Just FYI, we just had a PR merged that significantly changes this area of ES. I believe it is earmarked for 4.2 but we have been running a custom build in production with high load for almost 6 months now.
In summary, when an index merge occurs ES does two things, 1) merges the indexes into a single file using a merge sort algorithm 2) whilst it does this, it skips any records whose data is no longer available. 1) is fine but 2) is reasonably heavyweight (it has to check the relevant chunk of the data is still there)- the optimise index merge flag you mention is an optimisation for that part only (using a bloom filter).
With the aforementioned merged PR, 2) will be completely removed from the index merge process and instead be performed during a node scavenge operation (which is when data is cleaned up now so makes sense to pair them).
This has numerous benefits (you’ll see them more in large clusters):
1) merges are faster (as it now only performs a merge sort between the files)
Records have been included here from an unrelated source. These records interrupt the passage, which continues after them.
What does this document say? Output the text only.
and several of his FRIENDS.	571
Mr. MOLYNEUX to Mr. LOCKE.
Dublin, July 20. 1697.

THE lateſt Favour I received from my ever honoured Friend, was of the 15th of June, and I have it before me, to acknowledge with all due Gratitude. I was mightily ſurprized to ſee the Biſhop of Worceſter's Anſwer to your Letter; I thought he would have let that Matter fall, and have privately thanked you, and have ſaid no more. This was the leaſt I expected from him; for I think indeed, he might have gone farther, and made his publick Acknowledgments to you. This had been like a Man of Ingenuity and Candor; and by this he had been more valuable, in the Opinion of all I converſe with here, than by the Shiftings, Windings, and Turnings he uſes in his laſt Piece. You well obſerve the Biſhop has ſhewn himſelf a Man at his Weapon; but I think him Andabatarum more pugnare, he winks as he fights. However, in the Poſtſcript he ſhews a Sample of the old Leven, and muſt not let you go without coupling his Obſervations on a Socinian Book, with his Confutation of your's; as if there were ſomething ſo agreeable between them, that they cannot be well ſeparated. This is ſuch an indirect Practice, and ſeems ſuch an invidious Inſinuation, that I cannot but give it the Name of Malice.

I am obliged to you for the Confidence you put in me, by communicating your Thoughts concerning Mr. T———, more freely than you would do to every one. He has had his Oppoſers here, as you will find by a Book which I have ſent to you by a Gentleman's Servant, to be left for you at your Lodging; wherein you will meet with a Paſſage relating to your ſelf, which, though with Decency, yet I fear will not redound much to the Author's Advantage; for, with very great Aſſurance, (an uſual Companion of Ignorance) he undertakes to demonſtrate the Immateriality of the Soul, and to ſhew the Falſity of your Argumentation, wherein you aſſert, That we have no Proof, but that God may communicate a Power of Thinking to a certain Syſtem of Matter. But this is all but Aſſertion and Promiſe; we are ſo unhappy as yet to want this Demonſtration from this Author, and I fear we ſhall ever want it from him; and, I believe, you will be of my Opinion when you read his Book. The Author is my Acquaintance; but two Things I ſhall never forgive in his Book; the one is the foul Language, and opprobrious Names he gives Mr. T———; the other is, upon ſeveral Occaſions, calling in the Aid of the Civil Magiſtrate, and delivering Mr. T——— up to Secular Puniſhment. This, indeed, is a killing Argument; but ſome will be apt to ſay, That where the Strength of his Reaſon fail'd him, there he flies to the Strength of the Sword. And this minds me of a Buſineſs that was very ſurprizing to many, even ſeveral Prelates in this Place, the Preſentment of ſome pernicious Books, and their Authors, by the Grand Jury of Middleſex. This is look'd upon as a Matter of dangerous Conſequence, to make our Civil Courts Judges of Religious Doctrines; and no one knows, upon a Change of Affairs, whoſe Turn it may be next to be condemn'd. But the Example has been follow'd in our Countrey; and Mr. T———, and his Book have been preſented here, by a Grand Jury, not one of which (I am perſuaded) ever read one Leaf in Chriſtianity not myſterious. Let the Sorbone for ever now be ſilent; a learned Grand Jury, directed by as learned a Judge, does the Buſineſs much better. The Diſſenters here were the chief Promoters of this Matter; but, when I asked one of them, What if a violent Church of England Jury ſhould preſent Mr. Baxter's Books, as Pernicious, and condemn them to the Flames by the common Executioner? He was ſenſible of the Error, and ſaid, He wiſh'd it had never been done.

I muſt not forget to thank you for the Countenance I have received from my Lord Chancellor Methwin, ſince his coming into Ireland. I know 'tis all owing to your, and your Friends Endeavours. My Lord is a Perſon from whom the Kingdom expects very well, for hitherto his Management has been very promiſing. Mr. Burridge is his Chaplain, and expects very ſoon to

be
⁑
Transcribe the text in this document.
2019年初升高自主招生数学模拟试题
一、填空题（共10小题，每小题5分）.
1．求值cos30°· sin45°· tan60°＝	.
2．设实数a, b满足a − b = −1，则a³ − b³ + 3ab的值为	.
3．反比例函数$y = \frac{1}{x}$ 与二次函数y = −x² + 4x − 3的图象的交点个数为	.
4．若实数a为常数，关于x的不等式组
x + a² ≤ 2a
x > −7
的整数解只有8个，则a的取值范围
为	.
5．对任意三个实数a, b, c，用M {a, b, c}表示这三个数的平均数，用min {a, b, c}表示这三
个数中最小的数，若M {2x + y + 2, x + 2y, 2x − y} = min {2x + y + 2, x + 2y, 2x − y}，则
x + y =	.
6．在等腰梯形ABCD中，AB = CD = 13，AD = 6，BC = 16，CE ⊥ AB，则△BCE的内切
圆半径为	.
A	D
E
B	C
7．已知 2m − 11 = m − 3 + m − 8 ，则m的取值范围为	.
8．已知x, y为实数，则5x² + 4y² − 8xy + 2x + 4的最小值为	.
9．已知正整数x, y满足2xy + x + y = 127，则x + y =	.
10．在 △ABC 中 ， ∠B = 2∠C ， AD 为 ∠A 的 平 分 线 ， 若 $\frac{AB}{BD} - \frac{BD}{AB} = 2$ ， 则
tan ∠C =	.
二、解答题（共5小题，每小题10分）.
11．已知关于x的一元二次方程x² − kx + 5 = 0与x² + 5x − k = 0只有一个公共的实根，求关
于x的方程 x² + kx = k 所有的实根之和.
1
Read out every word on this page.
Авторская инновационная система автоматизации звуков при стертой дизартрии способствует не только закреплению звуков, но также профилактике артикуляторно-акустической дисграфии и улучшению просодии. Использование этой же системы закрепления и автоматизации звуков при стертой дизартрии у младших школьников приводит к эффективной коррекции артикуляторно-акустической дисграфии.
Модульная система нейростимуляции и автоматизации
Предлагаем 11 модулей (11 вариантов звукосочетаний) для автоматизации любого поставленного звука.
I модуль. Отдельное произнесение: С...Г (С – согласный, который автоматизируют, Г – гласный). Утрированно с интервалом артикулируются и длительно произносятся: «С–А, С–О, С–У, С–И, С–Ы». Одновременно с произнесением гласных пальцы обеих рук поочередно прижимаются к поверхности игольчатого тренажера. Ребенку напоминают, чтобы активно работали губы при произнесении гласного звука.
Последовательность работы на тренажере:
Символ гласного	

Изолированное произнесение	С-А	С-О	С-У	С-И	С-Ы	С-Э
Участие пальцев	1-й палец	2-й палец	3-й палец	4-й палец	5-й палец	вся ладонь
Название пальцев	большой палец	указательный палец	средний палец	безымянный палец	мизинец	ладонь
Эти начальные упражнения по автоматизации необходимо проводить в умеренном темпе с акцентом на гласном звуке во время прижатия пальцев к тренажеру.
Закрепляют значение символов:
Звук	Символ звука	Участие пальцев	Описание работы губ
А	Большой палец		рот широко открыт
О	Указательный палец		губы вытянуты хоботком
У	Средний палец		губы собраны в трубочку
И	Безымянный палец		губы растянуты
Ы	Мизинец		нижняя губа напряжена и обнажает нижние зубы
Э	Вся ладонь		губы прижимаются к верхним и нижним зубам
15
2) have less impact on the cluster’s performance (as they don’t have to check if the data exists or not)
Both of which is what you want because they occur at a time of ES’s choosing, not yours
Finally, 3) the index entries are scavenged immediately after the data is scavenged, and happen at a time of your choice (and can be stopped at will etc)
I can’t remember what the confit option is for it off the top of my head but it should be simple to find.